I can recognize a good book when I see one. The Absolutely True Diary… is touching, thoughtful, considered, and funny. It features a unique protagonist who is fleshed out honestly and whose diverse perspective (drawn from Sherman Alexie’s own experiences) is a valuable addition to the YA landscape. I came away from reading this book not just with an abstractly increased sense of empathy, but with an actual education.
Should this book be widely read and roundly discussed? Yes, absolutely.
Did I “enjoy” reading it? Sigh, not really.
This won’t be a rant, because it only comes down to one thing: I almost universally hate affected “kid patois” in books by adult authors. It’s not even that kids and teens don’t talk that way; I just don’t like reading it when it comes across as so put-on. I should have known that this is what to expect when “Diary” is in the title and therefore the prose would be that casual, confessional style, but I just didn’t enjoy it and and didn’t work for me. I’m a grouch.
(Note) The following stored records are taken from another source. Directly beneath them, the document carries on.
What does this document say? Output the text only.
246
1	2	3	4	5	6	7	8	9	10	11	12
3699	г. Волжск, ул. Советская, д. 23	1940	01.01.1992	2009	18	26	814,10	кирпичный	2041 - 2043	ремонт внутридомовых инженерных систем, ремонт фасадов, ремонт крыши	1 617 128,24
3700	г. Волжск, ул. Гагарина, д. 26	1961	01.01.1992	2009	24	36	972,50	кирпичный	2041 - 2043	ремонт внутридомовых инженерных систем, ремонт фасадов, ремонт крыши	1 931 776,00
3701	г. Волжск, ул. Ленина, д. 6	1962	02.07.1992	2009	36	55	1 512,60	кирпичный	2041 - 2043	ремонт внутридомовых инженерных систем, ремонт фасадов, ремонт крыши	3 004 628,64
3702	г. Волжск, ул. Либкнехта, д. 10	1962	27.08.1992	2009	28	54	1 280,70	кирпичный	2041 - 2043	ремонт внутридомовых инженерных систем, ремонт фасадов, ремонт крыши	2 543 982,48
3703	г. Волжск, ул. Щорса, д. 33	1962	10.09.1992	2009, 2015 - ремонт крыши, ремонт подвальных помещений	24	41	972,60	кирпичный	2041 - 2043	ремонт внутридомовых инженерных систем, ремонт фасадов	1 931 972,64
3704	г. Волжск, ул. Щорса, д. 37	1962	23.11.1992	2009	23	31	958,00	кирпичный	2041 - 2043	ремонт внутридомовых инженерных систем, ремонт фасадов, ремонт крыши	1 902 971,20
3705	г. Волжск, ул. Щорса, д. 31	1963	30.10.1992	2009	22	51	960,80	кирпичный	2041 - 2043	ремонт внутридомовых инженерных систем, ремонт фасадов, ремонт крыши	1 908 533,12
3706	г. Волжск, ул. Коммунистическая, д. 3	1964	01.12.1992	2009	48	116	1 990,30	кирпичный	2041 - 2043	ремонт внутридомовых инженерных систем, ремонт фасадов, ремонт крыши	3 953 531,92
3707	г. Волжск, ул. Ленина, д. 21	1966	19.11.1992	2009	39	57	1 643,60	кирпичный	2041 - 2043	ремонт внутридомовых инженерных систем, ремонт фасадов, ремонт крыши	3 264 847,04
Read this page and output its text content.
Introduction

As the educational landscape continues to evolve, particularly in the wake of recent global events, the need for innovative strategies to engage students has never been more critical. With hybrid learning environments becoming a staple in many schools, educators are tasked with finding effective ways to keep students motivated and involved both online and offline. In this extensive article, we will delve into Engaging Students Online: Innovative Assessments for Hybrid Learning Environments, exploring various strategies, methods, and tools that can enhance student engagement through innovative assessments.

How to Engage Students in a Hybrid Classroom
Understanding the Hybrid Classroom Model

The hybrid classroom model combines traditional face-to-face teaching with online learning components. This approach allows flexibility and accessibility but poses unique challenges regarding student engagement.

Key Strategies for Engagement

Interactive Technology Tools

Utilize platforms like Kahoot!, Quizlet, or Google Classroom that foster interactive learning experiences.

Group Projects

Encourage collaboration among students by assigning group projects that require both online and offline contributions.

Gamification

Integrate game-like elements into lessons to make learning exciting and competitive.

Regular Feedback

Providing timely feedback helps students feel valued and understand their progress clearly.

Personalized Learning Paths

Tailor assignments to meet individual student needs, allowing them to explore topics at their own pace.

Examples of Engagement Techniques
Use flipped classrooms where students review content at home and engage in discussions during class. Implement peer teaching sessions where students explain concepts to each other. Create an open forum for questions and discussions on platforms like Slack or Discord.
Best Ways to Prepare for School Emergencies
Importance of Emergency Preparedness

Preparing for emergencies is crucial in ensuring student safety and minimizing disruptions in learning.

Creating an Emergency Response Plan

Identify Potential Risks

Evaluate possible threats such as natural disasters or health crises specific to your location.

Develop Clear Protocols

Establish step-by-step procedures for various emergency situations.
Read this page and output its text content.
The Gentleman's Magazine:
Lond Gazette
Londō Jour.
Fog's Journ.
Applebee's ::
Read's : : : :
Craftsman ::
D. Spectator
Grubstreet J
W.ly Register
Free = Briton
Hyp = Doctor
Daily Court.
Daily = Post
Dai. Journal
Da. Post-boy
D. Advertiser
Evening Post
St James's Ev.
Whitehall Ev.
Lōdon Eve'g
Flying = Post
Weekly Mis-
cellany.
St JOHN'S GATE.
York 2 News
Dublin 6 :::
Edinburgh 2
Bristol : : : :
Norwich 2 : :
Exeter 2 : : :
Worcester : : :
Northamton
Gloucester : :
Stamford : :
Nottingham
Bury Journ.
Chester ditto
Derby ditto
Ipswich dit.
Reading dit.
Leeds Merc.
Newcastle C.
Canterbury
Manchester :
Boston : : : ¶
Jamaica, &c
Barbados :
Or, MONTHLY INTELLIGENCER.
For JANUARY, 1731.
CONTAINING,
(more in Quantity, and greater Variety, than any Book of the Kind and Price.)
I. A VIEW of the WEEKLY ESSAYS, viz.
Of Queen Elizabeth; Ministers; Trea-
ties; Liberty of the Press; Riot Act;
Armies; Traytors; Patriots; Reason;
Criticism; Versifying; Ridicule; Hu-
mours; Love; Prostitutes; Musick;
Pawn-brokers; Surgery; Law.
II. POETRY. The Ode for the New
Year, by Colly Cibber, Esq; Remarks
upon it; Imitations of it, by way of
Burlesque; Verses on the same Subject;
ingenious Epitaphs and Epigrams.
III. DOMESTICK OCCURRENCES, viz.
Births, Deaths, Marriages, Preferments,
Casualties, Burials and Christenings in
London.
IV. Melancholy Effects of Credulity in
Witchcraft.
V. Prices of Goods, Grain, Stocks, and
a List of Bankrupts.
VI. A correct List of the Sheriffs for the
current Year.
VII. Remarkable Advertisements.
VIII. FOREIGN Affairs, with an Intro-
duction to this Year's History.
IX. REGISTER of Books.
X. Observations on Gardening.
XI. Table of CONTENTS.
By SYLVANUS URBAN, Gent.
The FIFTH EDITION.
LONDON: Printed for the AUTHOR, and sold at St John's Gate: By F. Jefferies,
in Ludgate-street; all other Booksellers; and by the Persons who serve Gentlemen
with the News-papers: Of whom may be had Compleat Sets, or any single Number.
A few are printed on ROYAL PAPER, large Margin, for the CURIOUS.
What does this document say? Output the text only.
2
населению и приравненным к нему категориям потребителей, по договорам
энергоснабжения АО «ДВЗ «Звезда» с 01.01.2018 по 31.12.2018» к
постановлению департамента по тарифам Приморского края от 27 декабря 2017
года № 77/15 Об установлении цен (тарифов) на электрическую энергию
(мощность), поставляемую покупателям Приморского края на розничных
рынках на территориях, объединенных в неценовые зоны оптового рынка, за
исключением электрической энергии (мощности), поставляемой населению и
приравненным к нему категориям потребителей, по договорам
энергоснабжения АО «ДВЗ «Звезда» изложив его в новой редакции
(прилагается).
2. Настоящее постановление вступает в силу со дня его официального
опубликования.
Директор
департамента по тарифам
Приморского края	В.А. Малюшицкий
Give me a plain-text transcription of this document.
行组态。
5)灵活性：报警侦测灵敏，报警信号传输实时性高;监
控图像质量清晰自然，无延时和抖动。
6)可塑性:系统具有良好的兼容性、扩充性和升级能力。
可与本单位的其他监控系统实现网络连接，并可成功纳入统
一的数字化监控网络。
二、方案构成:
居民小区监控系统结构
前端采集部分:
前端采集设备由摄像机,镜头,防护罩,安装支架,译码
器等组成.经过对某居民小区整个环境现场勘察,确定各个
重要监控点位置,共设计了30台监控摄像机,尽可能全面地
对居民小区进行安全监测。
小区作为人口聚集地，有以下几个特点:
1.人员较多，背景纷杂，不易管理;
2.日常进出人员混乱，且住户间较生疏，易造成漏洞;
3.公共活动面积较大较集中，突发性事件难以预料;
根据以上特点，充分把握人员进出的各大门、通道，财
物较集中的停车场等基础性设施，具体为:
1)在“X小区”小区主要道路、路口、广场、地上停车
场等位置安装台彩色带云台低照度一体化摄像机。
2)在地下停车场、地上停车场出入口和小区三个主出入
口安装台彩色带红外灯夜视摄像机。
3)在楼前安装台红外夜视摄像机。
Still, I have been appreciative of the reactions that this book prompts. It’s kind of appalling how little exposure I’ve had to Native perspectives in the media and arts, and that’s certainly my bad, but it’s also worth the obvious note that the “establishment” hasn’t really promoted these voices with equal fervor to more dominant narratives. I said earlier that I actually felt better educated after reading the book, and that’s because I know sadly fuck-all about living on or near a reservation and only the broadest strokes of how terribly alcohol has affected these communities. Though The Absolutely True Diary… is a work of fiction, it’s the kind of fiction that is clearly based on facts and lived experiences.